Ligasi DNA dan kloning adalah serangkaian teknik yang digunakan untuk menggabungkan fragmen DNA dan memasukkannya ke dalam vektor — molekul DNA pembawa — untuk replikasi di dalam organisme inang, biasanya bakteri. Ini memungkinkan ilmuwan memproduksi sejumlah besar sekuens DNA tertentu.

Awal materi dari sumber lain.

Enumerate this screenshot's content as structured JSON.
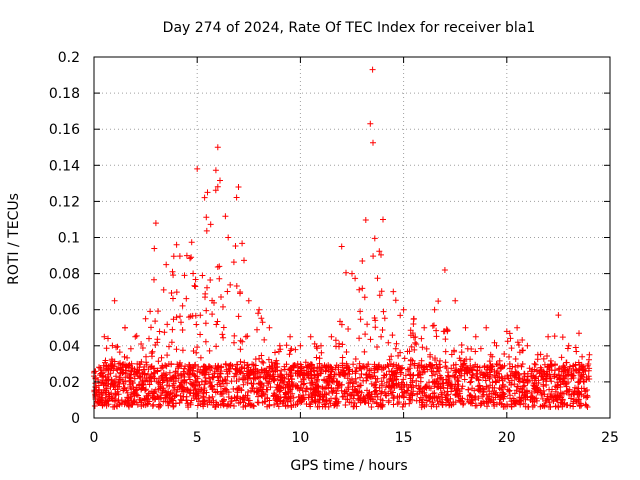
{
  "chart_data": {
    "type": "scatter",
    "title": "Day 274 of 2024, Rate Of TEC Index for receiver bla1",
    "xlabel": "GPS time / hours",
    "ylabel": "ROTI / TECUs",
    "xlim": [
      0,
      25
    ],
    "ylim": [
      0,
      0.2
    ],
    "xticks": [
      0,
      5,
      10,
      15,
      20,
      25
    ],
    "yticks": [
      0,
      0.02,
      0.04,
      0.06,
      0.08,
      0.1,
      0.12,
      0.14,
      0.16,
      0.18,
      0.2
    ],
    "xtick_labels": [
      "0",
      "5",
      "10",
      "15",
      "20",
      "25"
    ],
    "ytick_labels": [
      "0",
      "0.02",
      "0.04",
      "0.06",
      "0.08",
      "0.1",
      "0.12",
      "0.14",
      "0.16",
      "0.18",
      "0.2"
    ],
    "grid": true,
    "marker": "plus",
    "color": "#ff0000",
    "x_range_observed": [
      0,
      24
    ],
    "envelope": {
      "x": [
        0,
        0.5,
        1,
        1.5,
        2,
        2.5,
        3,
        3.5,
        4,
        4.5,
        5,
        5.5,
        6,
        6.5,
        7,
        7.5,
        8,
        8.5,
        9,
        9.5,
        10,
        10.5,
        11,
        11.5,
        12,
        12.5,
        13,
        13.5,
        14,
        14.5,
        15,
        15.5,
        16,
        16.5,
        17,
        17.5,
        18,
        18.5,
        19,
        19.5,
        20,
        20.5,
        21,
        21.5,
        22,
        22.5,
        23,
        23.5,
        24
      ],
      "y_max": [
        0.025,
        0.045,
        0.065,
        0.05,
        0.045,
        0.055,
        0.108,
        0.085,
        0.096,
        0.09,
        0.138,
        0.125,
        0.15,
        0.1,
        0.128,
        0.065,
        0.06,
        0.05,
        0.04,
        0.045,
        0.04,
        0.045,
        0.04,
        0.045,
        0.095,
        0.08,
        0.087,
        0.193,
        0.11,
        0.07,
        0.06,
        0.055,
        0.05,
        0.06,
        0.082,
        0.065,
        0.05,
        0.045,
        0.05,
        0.04,
        0.048,
        0.05,
        0.04,
        0.035,
        0.045,
        0.057,
        0.04,
        0.047,
        0.035
      ]
    }
  }
}
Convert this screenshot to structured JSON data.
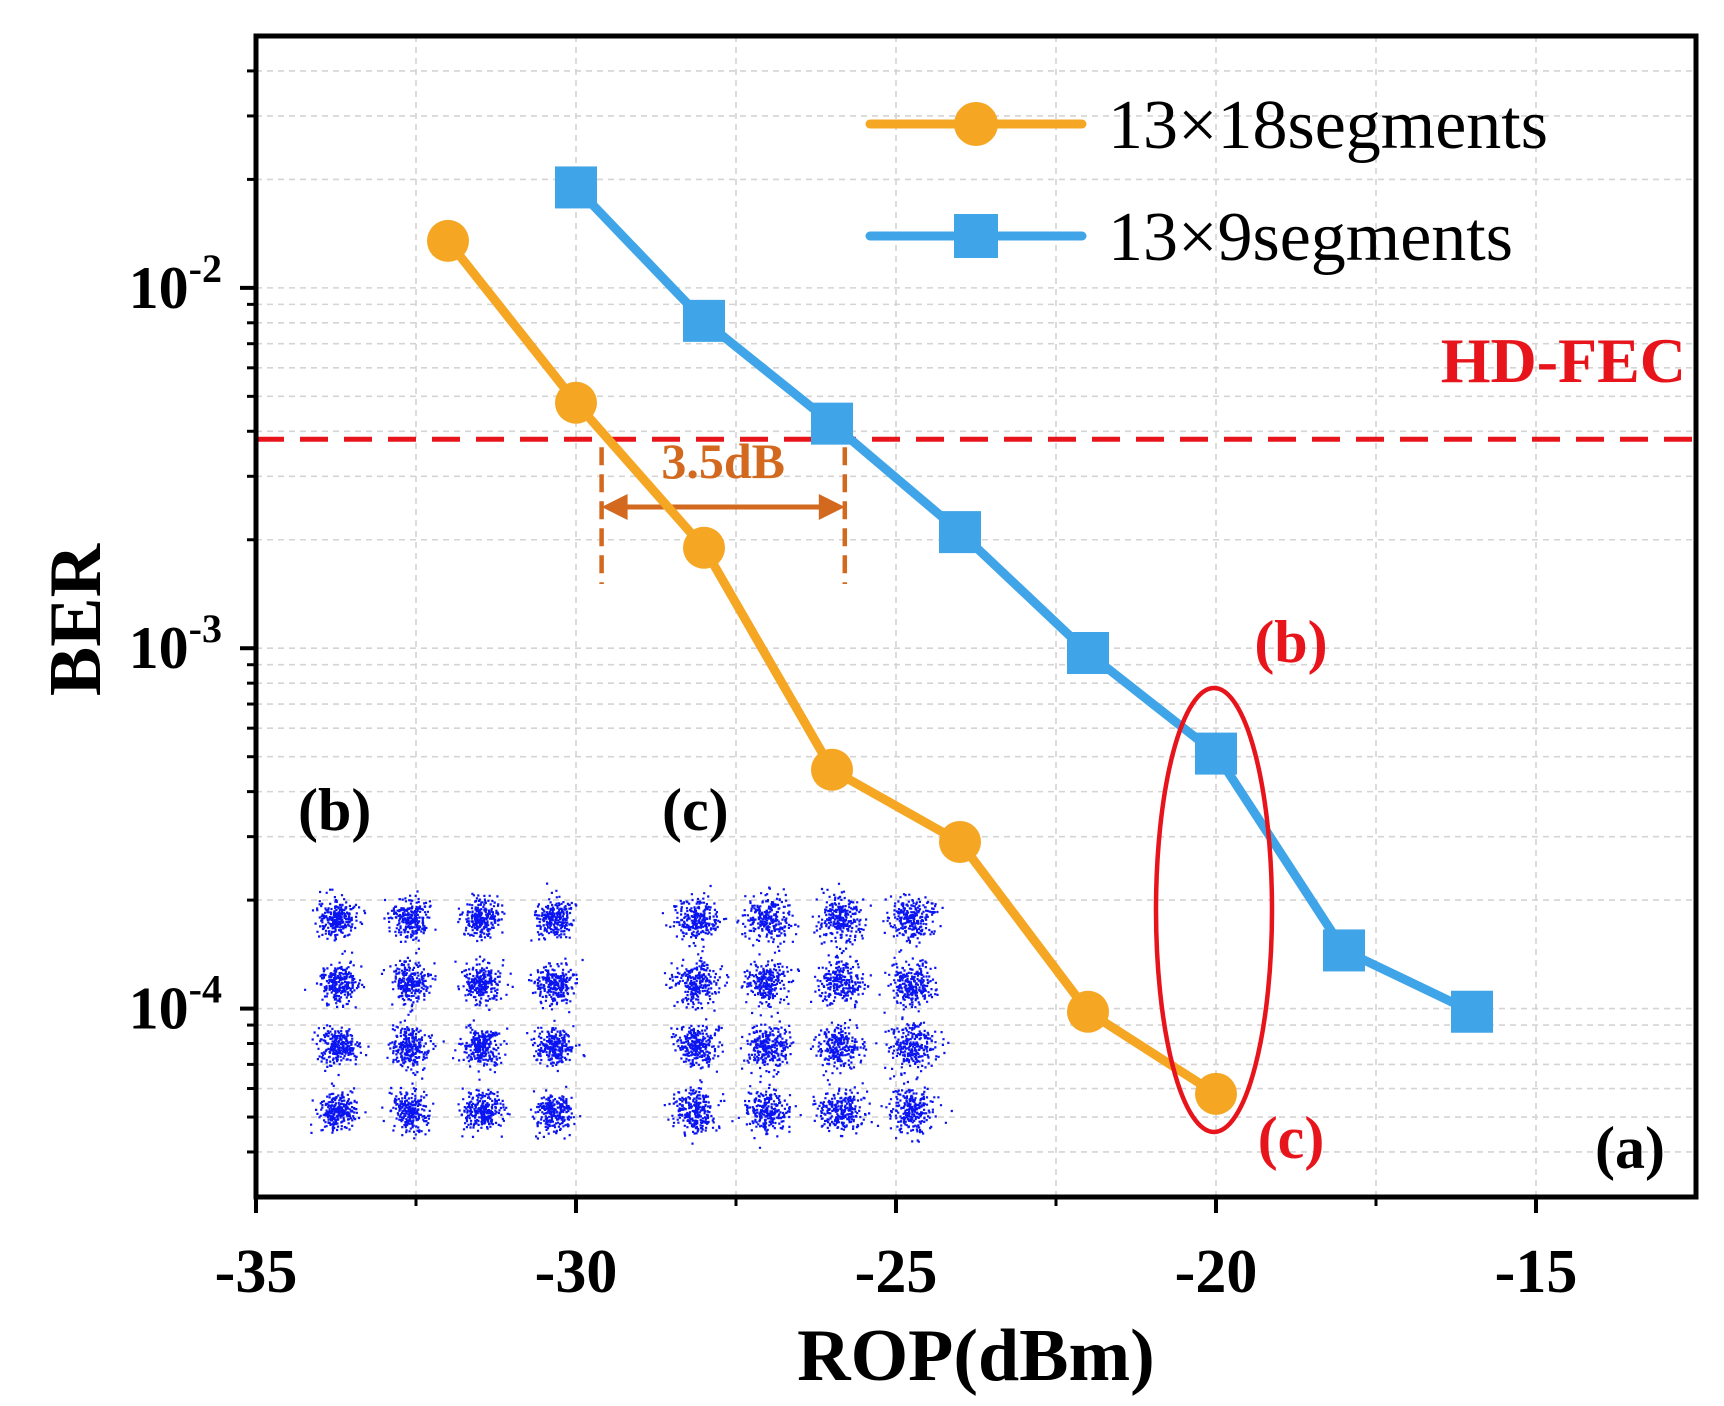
{
  "chart_data": {
    "type": "line",
    "xlabel": "ROP(dBm)",
    "ylabel": "BER",
    "xlim": [
      -35,
      -12.5
    ],
    "ylim": [
      3e-05,
      0.05
    ],
    "yscale": "log",
    "grid": true,
    "legend_position": "top-right",
    "x_ticks": [
      "-35",
      "-30",
      "-25",
      "-20",
      "-15"
    ],
    "y_ticks": [
      {
        "base": "10",
        "exp": "-2"
      },
      {
        "base": "10",
        "exp": "-3"
      },
      {
        "base": "10",
        "exp": "-4"
      }
    ],
    "series": [
      {
        "name": "13×18segments",
        "color": "#F5A623",
        "marker": "circle",
        "x": [
          -32,
          -30,
          -28,
          -26,
          -24,
          -22,
          -20
        ],
        "y": [
          0.0135,
          0.0048,
          0.0019,
          0.00046,
          0.00029,
          9.8e-05,
          5.8e-05
        ]
      },
      {
        "name": "13×9segments",
        "color": "#3FA5E8",
        "marker": "square",
        "x": [
          -30,
          -28,
          -26,
          -24,
          -22,
          -20,
          -18,
          -16
        ],
        "y": [
          0.019,
          0.0081,
          0.0042,
          0.0021,
          0.00097,
          0.00051,
          0.000145,
          9.8e-05
        ]
      }
    ],
    "threshold": {
      "label": "HD-FEC",
      "value": 0.0038,
      "color": "#E8141C"
    },
    "annotations": {
      "gap_label": "3.5dB",
      "gap_x": [
        -29.6,
        -25.8
      ],
      "gap_color": "#D2691E",
      "highlight_label_top": "(b)",
      "highlight_label_bottom": "(c)",
      "highlight_color": "#E8141C",
      "panel_label": "(a)",
      "inset_b_label": "(b)",
      "inset_c_label": "(c)",
      "constellation_color": "#0A14F0"
    }
  }
}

Cara Kerja Ligasi DNA dan Kloning

  1. Menyiapkan Insersi dan Vektor

Baik fragmen DNA yang diminati (insersi) maupun vektor (biasanya plasmid) dipotong dengan enzim restriksi yang sama. Ini menciptakan ujung lengket yang komplementer — overhang untai tunggal pendek yang dapat berpasangan basa satu sama lain.

  1. Ligasi

Insersi dan vektor yang telah dipotong dicampur bersama dengan DNA ligase, enzim yang menyegel tulang punggung gula-fosfat DNA. Ujung lengket yang komplementer menyelaraskan, dan ligase membentuk ikatan kovalen, menggabungkan insersi secara permanen ke dalam vektor.

  1. Transformasi

Plasmid yang telah diligasi dimasukkan ke dalam sel bakteri kompeten melalui proses yang disebut transformasi. Ini sering dicapai dengan kejutan panas atau elektroporasi, yang membuat membran bakteri sementara permeabel terhadap DNA.

  1. Seleksi

Bakteri yang ditransformasi diplot pada agar yang mengandung antibiotik. Plasmid membawa gen resistensi antibiotik, sehingga hanya bakteri yang mengambil plasmid yang bertahan. Ini menciptakan koloni, masing-masing berasal dari satu sel yang mengandung DNA yang dikloning.

  1. Skrining

Koloni diskrining dengan PCR koloni atau digesti restriksi untuk mengonfirmasi bahwa mereka mengandung insersi yang benar. Koloni positif ditumbuhkan dalam kultur cair untuk memproduksi sejumlah besar plasmid yang diinginkan.